Park Seong Oh, Ha Jeong Hyun, Kim Il-Kug, Jin Ung Sik, Chang Hak
Department of Plastic and Reconstructive Surgery, Hanyang University Medical Center, Hanyang University College of Medicine, Seoul, South Korea.
Department of Plastic and Reconstructive Surgery, Seoul National University College of Medicine, Seoul, South Korea.
Microsurgery. 2020 Feb;40(2):175-182. doi: 10.1002/micr.30448. Epub 2019 Apr 4.
Cross-face nerve grafting (CFNG) is an important treatment for patients with facial palsy. Currently, two-stage CFNG is frequently performed. CFNG is performed first, followed by coaptation when innervation reaches the grafted nerve ending. The present study compared single-stage CFNG with conventional two-stage CFNG.
We retrospectively reviewed data of 17 patients who underwent CFNG with zygomatic and buccal branch with hypoglossal crossover. Patients with single-stage (group 1) and two-stage (group 2) CFNG were comparatively analyzed 2 years postoperatively. There were nine and eight patients in groups 1 and 2, respectively. The patient's perioperative status was measured with imaging and animation using the Yanagihara grade, altitude, and angle differences of the oral commissure and eye closure.
Patients in group 1 could recognize their first postoperative spontaneous movement earlier than those in group 2 (268.3 ± 25.1 days vs. 327.5 ± 51.3 days, respectively, p = 0.015). The Yanagihara grade significantly improved for patients in both groups postoperatively (group 1: 12.8 ± 5.5 to 25.3 ± 6.1, p < 0.01; group 2: 12.4 ± 5.6 to 24.3 ± 5.0, p = 0.012). Height and angle difference of the oral commissure showed a significant improvement during resting and smiling in both groups. Eye closure also showed significant improvement in both groups (group 1: 4.1 ± 0.6 to 2.6 ± 0.5, p < 0.01; group 2: 4.0 ± 0.5 to 2.8 ± 0.7, p < 0.01). There was no significant difference in the postoperative improvement rate between the groups.

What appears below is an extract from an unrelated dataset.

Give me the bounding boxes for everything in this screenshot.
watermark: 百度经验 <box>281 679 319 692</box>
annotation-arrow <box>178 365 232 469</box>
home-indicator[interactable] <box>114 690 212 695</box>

Single-stage CFNG shows results equivalent to those of two-stage CFNG. Single-stage CFNG is associated with a shorter treatment period and fewer operations.
跨面神经移植术(CFNG)是面瘫患者的一种重要治疗方法。目前,常采用两阶段CFNG。先进行CFNG,待神经支配到达移植神经末端时再进行神经吻合。本研究比较了单阶段CFNG与传统两阶段CFNG。
我们回顾性分析了17例行颧颊支与舌下神经交叉的CFNG患者的数据。对单阶段(第1组)和两阶段(第2组)CFNG患者术后2年进行比较分析。第1组和第2组分别有9例和8例患者。采用柳原分级、口角高度和角度差异以及闭眼情况,通过影像学和动态观察来评估患者围手术期状况。
第1组患者术后首次自发运动的识别时间早于第2组(分别为268.3±25.1天和327.5±51.3天,p = 0.015)。两组患者术后柳原分级均显著改善(第1组:12.8±5.5至25.3±6.1,p < 0.01;第2组:12.4±5.6至24.3±5.0,p = 0.012)。两组患者在静息和微笑时口角的高度和角度差异均有显著改善。两组患者的闭眼情况也有显著改善(第1组:4.1±0.6至2.6±0.5,p < 0.01;第2组:4.0±0.5至2.8±0.7,p < 0.01)。两组术后改善率无显著差异。
单阶段CFNG的效果与两阶段CFNG相当。单阶段CFNG治疗周期更短,手术次数更少。